According to the apex bank data, the auction, which initially offered N500 billion across two maturities, attracted total bids of nearly N1.4 trillion.

This indicates that investors sought to take advantage of high-yield government instruments amid rising inflation and expanding money supply.

The move by the CBN to raise funds from OMO affirms its aggressive monetary tightening stance aimed at mopping up excess liquidity and cooling inflationary pressures that have persisted despite elevated interest rates and a record-high cash reserve ratio.

Accordingly, the most in-demand instrument at the auction was the 319-day OMO bill, maturing on March 10, 2026.

It drew a total subscription of N1.062 trillion, more than four times the CBN’s offer of N250 billion. The central bank eventually allotted N688.30 billion at a stop rate of 22.73 percent, with bid rates ranging between 20.39 percent and 23.75 percent.

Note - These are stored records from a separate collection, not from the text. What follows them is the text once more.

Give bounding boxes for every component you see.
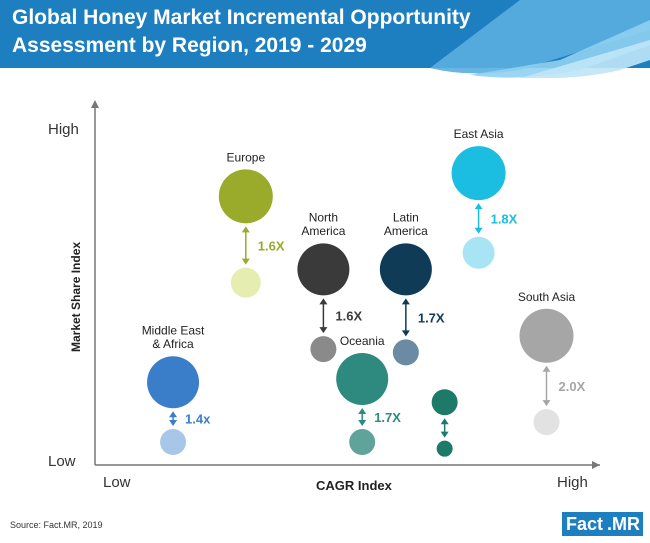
bubble-2019 xyxy=(392,339,419,366)
growth-multiplier-label: 1.7X xyxy=(374,410,401,425)
logo-dot: . xyxy=(607,512,613,536)
bubble-2029 xyxy=(379,243,432,296)
region-label: Middle East & Africa xyxy=(142,323,205,351)
chart-title-line1: Global Honey Market Incremental Opportun… xyxy=(12,6,471,29)
growth-arrow-head-down xyxy=(542,400,551,407)
growth-arrow-head-up xyxy=(474,203,483,210)
y-axis-arrow xyxy=(91,100,99,108)
x-tick-high: High xyxy=(557,474,588,491)
growth-arrow-head-up xyxy=(542,365,551,372)
growth-multiplier-label: 1.7X xyxy=(418,310,445,325)
bubble-2019 xyxy=(349,429,376,456)
y-tick-high: High xyxy=(48,121,79,138)
bubble-2019 xyxy=(160,429,187,456)
bubble-2029 xyxy=(218,169,273,224)
region-label: Europe xyxy=(226,150,265,164)
growth-arrow-head-up xyxy=(241,226,250,233)
bubble-2019 xyxy=(533,409,560,436)
growth-multiplier-label: 1.4x xyxy=(185,412,211,427)
growth-arrow-head-down xyxy=(474,227,483,234)
growth-arrow-head-down xyxy=(169,420,178,427)
region-label: South Asia xyxy=(518,290,576,304)
y-tick-low: Low xyxy=(48,453,76,470)
logo-part1: Fact xyxy=(562,512,608,536)
growth-arrow-head-down xyxy=(319,327,328,334)
growth-arrow-head-up xyxy=(169,411,178,418)
growth-arrow-head-down xyxy=(440,431,449,438)
x-axis-arrow xyxy=(592,461,600,469)
region-label: East Asia xyxy=(454,127,504,141)
growth-arrow-head-down xyxy=(241,258,250,265)
region-label: North America xyxy=(301,210,345,238)
bubble-2029 xyxy=(519,308,574,363)
chart-title-line2: Assessment by Region, 2019 - 2029 xyxy=(12,34,367,57)
header-background xyxy=(0,0,650,78)
bubble-2029 xyxy=(297,243,350,296)
bubble-2019 xyxy=(230,267,261,298)
bubble-2019 xyxy=(310,336,337,363)
bubble-2019 xyxy=(436,440,453,457)
region-label: Oceania xyxy=(340,334,385,348)
bubble-2029 xyxy=(451,146,506,201)
bubble-2029 xyxy=(431,389,458,416)
growth-arrow-head-up xyxy=(358,407,367,414)
bubble-2029 xyxy=(147,356,200,409)
growth-arrow-head-up xyxy=(401,298,410,305)
y-axis-label: Market Share Index xyxy=(69,242,83,352)
bubble-2029 xyxy=(336,352,389,405)
x-axis-label: CAGR Index xyxy=(316,478,393,493)
header-banner: Global Honey Market Incremental Opportun… xyxy=(0,0,650,78)
x-tick-low: Low xyxy=(103,474,131,491)
region-label: Latin America xyxy=(384,210,428,238)
growth-multiplier-label: 2.0X xyxy=(559,379,586,394)
growth-arrow-head-down xyxy=(401,330,410,337)
logo-part2: MR xyxy=(612,512,644,536)
growth-multiplier-label: 1.6X xyxy=(258,239,285,254)
growth-arrow-head-down xyxy=(358,420,367,427)
growth-multiplier-label: 1.8X xyxy=(491,211,518,226)
growth-arrow-head-up xyxy=(440,418,449,425)
growth-multiplier-label: 1.6X xyxy=(335,309,362,324)
bubble-2019 xyxy=(462,236,495,269)
growth-arrow-head-up xyxy=(319,298,328,305)
factmr-logo: Fact. MR xyxy=(562,512,644,536)
source-note: Source: Fact.MR, 2019 xyxy=(10,520,103,530)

Similarly, the 298-day bill, maturing on February 17, 2026, also performed strongly. It received bids totalling N329.54 billion versus the same N250 billion on offer. The CBN allotted N319.54 billion at a stop rate of 22.37 percent, with bid rates falling between 20.45 percent and 23.75 percent.

In total, the apex bank raised N1.008 trillion, more than double its initial offer.